Bayou-luminescence

Bayou-luminescence is an architectural installation that fuses material surface, structural volume and lighting effects into an immersive spatial experience. Cast from translucent urethane rubber, and highly differentiated in its pattern geometry, the ornamental synthetic skin is stretched over a curved steel framing system. The resultant lace-like pattern expands the range of opulent surfaces found in the New Orleans region, from the alligator skin and tropical vegetation of its natural landscape to the wrought ironwork and provocative lingerie in the city. Scaled so that it is larger than a single body, but smaller than a conventional room, the self-supporting volume is both a temporary skin for the individual inside and a lantern that through intricate illumination transforms a larger social space. Composed of two conjoined forms - one which embraces viewing from outside and another which is to be walked into - the overall volume suggest that, in morphogenetic terms, it may be a part of a larger, cellular condition, and that it is thus a part of a greater system. Structurally, the volume utilizes the tension between the elastic rubber surface and the rigid metal frame.
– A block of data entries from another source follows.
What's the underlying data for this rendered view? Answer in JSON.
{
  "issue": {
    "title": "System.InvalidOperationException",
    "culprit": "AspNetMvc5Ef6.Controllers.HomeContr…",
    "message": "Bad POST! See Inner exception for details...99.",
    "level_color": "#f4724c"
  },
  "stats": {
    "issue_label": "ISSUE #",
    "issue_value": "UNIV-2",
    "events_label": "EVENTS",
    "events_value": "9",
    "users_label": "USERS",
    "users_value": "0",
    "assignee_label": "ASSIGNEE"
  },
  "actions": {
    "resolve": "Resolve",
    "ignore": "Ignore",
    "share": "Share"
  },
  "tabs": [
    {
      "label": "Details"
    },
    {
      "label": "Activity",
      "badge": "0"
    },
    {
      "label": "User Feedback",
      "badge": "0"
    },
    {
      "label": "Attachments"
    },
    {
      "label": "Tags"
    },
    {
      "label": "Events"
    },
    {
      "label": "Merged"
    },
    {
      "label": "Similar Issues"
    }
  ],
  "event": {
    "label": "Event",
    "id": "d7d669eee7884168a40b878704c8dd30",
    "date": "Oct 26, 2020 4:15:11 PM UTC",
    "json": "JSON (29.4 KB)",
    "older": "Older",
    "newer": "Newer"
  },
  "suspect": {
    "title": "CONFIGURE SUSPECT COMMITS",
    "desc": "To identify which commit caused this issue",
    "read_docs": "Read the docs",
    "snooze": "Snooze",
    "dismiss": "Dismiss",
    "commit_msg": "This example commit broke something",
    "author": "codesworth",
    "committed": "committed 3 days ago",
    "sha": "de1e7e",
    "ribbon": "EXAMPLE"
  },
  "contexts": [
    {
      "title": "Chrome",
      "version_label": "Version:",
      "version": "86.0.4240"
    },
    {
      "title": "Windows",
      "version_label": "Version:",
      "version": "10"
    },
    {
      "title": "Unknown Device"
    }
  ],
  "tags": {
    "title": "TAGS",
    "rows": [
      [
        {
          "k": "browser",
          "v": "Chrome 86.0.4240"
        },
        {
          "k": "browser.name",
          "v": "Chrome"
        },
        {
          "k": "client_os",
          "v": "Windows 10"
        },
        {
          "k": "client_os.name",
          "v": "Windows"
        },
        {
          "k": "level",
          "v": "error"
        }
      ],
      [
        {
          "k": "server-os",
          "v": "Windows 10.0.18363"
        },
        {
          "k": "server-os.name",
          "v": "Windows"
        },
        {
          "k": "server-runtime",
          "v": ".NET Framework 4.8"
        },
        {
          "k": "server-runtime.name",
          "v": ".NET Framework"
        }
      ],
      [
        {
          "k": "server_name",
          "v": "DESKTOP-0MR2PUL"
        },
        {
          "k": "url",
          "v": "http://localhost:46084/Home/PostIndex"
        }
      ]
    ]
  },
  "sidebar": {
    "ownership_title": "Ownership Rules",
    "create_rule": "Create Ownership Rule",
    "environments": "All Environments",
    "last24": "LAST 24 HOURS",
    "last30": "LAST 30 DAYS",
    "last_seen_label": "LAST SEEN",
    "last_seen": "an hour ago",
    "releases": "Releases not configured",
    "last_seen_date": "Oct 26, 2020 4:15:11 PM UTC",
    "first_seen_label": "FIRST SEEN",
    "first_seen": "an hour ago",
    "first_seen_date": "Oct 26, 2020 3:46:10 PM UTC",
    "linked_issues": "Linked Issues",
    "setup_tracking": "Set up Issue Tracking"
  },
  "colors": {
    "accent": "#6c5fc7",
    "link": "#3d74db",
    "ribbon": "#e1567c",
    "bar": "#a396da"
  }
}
Experimental in intent, the project is a result of the collaborators’ mutual interest and ongoing research into opportunities afforded by digital design and fabrication and their impact of analog assembly and material properties in architecture.

Bayou-luminescence was one of the winning entries submitted for the annual citywide exhibition DesCours, the realization of which was made possible through funding by the New Orleans chapter of the American Institute of Architects. The installation was originally on view from December 2-11, 2011. It was designed, fabricated, and installed in collaboration with Matt Hutchinson of the San Francisco-based firm PATH.